Je rappellerai que la ville de Toronto avait passé un accord avec Sidewalk Labs, une filiale de Google, pour gérer les technologies de la ville intelligente de Toronto. Plus les citoyens de Toronto ont été informés du détail des opérations qui se mettaient en place, plus ils se sont rendu compte que cela ressemblait au crédit social chinois, c'est-à-dire la notation systématisée, l'obligation de transparence par rapport aux données personnelles, les sanctions pour les personnes qui n'obtempéreraient pas. S'est posée une question de souveraineté au sens premier. Les citoyens de Toronto ont dit : « Nous n'avons pas élu le patron de Google, il n'a pas à diriger nos vies. » Un mouvement d'opinion massif s'est mis en place et, en mai dernier, la filiale de Google en question a annoncé l'arrêt total de ce projet. L'on voit bien le risque du micro-profilage que j'évoquais tout à l'heure, c'est-à-dire l'acquisition d'une grande quantité d'informations sur les individus qui permet par la suite d'appuyer sur telle ou telle tendance pour les manipuler.

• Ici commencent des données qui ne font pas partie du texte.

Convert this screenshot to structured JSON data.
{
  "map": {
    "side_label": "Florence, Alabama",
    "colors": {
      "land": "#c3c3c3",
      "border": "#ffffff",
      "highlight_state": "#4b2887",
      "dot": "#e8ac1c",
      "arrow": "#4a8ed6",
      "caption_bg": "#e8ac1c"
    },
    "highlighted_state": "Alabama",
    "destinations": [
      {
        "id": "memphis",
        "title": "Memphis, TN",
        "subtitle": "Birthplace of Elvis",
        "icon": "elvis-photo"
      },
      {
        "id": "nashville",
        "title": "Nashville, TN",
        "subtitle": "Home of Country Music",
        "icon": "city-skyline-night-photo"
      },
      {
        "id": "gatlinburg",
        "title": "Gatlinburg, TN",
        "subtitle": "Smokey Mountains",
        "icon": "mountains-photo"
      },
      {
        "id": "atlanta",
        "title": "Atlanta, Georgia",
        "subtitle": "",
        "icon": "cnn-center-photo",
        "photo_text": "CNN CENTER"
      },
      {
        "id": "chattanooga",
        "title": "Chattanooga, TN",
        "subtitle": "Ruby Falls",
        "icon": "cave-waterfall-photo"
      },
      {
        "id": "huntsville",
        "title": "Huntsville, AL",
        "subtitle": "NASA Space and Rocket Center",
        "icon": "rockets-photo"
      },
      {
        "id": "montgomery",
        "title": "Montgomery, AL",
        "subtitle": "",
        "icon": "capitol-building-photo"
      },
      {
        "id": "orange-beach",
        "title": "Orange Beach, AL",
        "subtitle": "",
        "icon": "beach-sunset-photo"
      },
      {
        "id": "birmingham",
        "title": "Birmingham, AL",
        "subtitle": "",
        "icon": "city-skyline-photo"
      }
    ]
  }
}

C'est ce que dit très bien l'excellente Shoshana Zuboff, professeure à Harvard, dans L'âge du capitalisme de surveillance, livre qui est traduit en français depuis quelques jours. Aujourd'hui, il n'est plus question simplement d'orienter le comportement commercial des individus. Le but est de modifier leur état d'humeur, de renforcer certaines convictions, de modifier leur comportement politique. Elle dit : « Nous croyons que nous cherchons avec le moteur de recherche Google, alors que c'est lui qui cherche en nous. » Toutes les informations que l'on donne à un moteur de recherche ne sont jamais perdues. Toutes les informations qui sont dans un réseau social sont rassemblées, traitées, échangées par des courtiers en données (« data brokers ») et constituent des profils d'une extraordinaire précision sur les individus. Devant le Congrès américain, Mark Zuckerberg a été obligé de reconnaître que Facebook récupérait, stockait et analysait des données sur des personnes qui n'étaient même pas des abonnés Facebook (« shadow profiles ») pour être en mesure d'étendre le niveau d'analyse et donc de recommandation publicitaire de Facebook, y compris de données médicales.
Je crois que nous devons nous poser des questions bien au-delà des simples questions industrielles, économiques traditionnelles. Ce dont relève aujourd'hui le numérique, c'est véritablement de questions politiques au sens profond, c'est-à-dire d'orientation générale de l'activité de notre société pour les temps à venir. C'est pour cela que nous devons aussi développer dans le même temps des régulations et une politique industrielle forte pour développer nos propres acteurs avec leurs propres orientations stratégiques.